O pirarucu, um dos maiores peixes de água doce do mundo e conhecido também como bacalhau da Amazônia, tem potencial zootécnico e mercado promissor para ganhar destaque no cultivo de peixes no Brasil. Entre as iniciativas que buscam ultrapassar o estágio da potencialidade, está o Projeto Pirarucu da Amazônia, coordenado pela Embrapa e Sebrae com o objetivo de viabilizar pesquisas aplicadas para gerar conhecimento e tecnologias sobre a produção do pirarucu em cativeiro, em diferentes sistemas de criação.

Uma das iniciativas deste Projeto é o curso “Manejo Genético e Reprodutivo do Pirarucu”, realizado em circuito regional, nas unidades de observação de reprodução de pirarucus instaladas no Pará, Roraima, Amapá, Rondônia, Acre, Amazonas e Tocantins.

No Amapá, o curso acontece nesta quarta-feira, 16/4, no horário das 8h às 18h na piscicultura Pesque & Pague da Fazendinha, distrito de Macapá, sendo dirigindo a produtores, técnicos extensionistas de órgãos estaduais, técnicos do Sebrae e equipe local do Ministério da Pesca e Aquicultura. Ao final do curso os participantes estarão aptos a realizarem manejo genético e reprodutivo de pirarucu e com fácil compreensão da importância do conhecimento da composição genética dos pirarucus para o aumento da produtividade de alevinos.
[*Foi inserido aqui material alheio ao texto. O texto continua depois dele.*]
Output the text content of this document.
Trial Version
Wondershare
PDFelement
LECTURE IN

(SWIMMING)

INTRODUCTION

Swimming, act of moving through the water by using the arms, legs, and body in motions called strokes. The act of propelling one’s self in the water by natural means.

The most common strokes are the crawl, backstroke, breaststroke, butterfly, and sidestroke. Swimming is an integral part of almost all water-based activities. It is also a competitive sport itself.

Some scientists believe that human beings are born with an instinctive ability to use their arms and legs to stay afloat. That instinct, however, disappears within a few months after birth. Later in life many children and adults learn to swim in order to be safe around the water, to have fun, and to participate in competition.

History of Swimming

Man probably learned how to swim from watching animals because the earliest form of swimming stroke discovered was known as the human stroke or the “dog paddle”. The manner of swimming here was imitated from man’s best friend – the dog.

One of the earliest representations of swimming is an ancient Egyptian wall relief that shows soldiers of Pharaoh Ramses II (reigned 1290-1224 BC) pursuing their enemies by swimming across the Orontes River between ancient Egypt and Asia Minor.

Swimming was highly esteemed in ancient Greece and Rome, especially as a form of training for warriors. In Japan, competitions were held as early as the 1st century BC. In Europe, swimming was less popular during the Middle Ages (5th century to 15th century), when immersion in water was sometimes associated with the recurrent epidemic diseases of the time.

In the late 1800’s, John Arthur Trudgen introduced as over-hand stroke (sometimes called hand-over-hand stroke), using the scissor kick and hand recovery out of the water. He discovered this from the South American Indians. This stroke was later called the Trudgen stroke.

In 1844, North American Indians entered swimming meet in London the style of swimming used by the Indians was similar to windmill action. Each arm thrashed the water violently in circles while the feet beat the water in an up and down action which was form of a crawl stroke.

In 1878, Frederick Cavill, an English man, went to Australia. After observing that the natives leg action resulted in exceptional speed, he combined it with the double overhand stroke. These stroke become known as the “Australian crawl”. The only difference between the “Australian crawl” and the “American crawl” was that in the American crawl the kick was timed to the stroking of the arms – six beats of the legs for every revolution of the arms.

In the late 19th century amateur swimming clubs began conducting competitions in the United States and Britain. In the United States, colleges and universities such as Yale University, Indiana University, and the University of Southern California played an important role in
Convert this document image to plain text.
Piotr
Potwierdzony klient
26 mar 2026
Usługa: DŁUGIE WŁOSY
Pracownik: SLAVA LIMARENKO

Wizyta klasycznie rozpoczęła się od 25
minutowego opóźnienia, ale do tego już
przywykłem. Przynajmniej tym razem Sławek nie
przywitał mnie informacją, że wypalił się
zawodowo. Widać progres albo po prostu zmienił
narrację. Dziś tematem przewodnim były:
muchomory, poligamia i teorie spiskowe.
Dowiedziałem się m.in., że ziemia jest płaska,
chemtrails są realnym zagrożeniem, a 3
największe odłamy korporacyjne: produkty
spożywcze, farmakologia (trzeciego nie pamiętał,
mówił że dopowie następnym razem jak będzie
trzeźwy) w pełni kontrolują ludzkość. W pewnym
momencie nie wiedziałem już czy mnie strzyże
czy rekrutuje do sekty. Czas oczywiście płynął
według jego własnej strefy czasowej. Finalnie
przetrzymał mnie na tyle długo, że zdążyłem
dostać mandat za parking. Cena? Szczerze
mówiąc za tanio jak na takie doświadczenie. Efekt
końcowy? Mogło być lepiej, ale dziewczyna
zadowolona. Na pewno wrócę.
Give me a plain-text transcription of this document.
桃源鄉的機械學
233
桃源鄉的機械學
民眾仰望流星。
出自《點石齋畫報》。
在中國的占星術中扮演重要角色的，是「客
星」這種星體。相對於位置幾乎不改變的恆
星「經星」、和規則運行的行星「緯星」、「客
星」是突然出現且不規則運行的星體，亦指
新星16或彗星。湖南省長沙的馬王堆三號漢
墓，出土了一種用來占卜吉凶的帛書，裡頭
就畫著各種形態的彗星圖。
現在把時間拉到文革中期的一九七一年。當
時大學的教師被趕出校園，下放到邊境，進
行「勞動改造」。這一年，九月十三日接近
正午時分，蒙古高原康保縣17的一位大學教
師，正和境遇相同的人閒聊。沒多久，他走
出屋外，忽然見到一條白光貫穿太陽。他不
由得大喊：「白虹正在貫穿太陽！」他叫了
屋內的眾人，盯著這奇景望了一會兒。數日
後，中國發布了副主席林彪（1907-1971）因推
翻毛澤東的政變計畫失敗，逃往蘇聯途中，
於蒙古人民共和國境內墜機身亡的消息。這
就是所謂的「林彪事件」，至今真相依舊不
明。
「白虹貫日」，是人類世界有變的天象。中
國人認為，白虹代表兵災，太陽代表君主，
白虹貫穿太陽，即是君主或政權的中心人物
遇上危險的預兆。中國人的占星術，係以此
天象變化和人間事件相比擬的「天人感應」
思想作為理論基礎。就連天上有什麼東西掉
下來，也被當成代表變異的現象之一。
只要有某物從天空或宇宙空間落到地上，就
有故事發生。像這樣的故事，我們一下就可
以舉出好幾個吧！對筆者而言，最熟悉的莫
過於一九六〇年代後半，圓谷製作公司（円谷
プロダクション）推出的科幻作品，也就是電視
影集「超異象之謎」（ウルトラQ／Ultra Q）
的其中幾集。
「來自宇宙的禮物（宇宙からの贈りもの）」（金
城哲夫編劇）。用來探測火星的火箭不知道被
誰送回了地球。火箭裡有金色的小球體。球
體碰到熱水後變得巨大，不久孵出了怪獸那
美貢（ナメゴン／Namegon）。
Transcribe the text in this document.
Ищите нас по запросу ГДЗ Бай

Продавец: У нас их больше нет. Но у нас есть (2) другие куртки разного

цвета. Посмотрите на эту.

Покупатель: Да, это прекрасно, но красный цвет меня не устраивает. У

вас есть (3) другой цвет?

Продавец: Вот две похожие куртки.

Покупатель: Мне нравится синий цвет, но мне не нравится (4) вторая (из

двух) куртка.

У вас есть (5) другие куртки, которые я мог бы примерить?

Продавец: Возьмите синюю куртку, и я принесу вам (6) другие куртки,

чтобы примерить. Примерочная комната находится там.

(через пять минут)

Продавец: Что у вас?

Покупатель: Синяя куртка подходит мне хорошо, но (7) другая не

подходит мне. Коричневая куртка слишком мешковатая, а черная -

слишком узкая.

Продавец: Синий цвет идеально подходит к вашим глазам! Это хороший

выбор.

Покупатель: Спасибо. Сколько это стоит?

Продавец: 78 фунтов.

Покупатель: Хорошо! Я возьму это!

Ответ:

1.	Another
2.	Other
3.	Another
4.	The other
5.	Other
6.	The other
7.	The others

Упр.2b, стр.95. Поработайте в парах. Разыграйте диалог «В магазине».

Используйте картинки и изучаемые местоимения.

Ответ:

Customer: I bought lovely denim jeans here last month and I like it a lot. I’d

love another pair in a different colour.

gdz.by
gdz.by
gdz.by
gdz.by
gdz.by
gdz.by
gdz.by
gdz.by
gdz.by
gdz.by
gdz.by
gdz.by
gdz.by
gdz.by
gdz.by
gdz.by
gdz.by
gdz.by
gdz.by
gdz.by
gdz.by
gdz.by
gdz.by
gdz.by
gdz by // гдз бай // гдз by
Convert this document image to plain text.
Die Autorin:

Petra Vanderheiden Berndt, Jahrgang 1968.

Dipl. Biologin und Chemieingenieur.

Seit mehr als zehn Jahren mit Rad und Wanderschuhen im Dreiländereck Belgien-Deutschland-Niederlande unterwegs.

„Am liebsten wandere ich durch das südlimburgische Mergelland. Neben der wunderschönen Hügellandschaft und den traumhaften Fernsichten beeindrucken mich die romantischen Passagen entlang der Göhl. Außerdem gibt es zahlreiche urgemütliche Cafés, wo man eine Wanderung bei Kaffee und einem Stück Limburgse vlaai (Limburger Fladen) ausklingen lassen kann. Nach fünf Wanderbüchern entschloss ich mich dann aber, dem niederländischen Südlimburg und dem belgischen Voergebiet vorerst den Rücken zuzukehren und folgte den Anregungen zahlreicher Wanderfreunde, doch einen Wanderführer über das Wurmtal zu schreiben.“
Os instrutores desta capacitação são os pesquisadores Cesar Santos e Marcos Tavares, da Embrapa Amapá; o consultor do Sebrae, Tácito Araújo, e o pesquisador Eduardo Varela (geneticista de peixes), da Embrapa Pesca e Aquicultura (Palmas, TO). Também atuam na organização do curso a pesquisadora Eliane Tie Oba Yoshioka, da Embrapa Amapá, e a analista com doutorado em reprodução de peixes, Marcela Mataveli, da área de transferência de tecnologia da Embrapa Pesca e Aquicultura. O conteúdo do curso é composta de conhecimentos sobre o manejo genético de reprodutores, importância da procedência do plantel, sexagem, número ideal de reprodutores e registro de zootécnico dos animais; estruturas de manejo de reprodutores, transporte e transferência de pirarucus entre viveiros e biometria; método de marcação física por chipagem eletrônica; variabilidade genética, consangüinidade, parentesco dos animais, rastreabilidade genética, teste de paternidade, heterose, pedigree, fenótipo e genótipo, e métodos genéticos de avaliação da qualidade do plantel; acompanhamento sanitário do pirarucu; e também apresentação de resultados de pesquisa do pirarucu. “Neste curso, vamos trabalhar com apresentações teóricas e demonstrações práticas na unidade de observação de reprodução que foi instalada em outubro do ano passado. A estrutura é alinhada aos objetivos do Projeto Pirarucu da Amazônia e teremos 18 pirarucus selecionados para os testes de desova”, acrescentou o pesquisador Cesar Santos.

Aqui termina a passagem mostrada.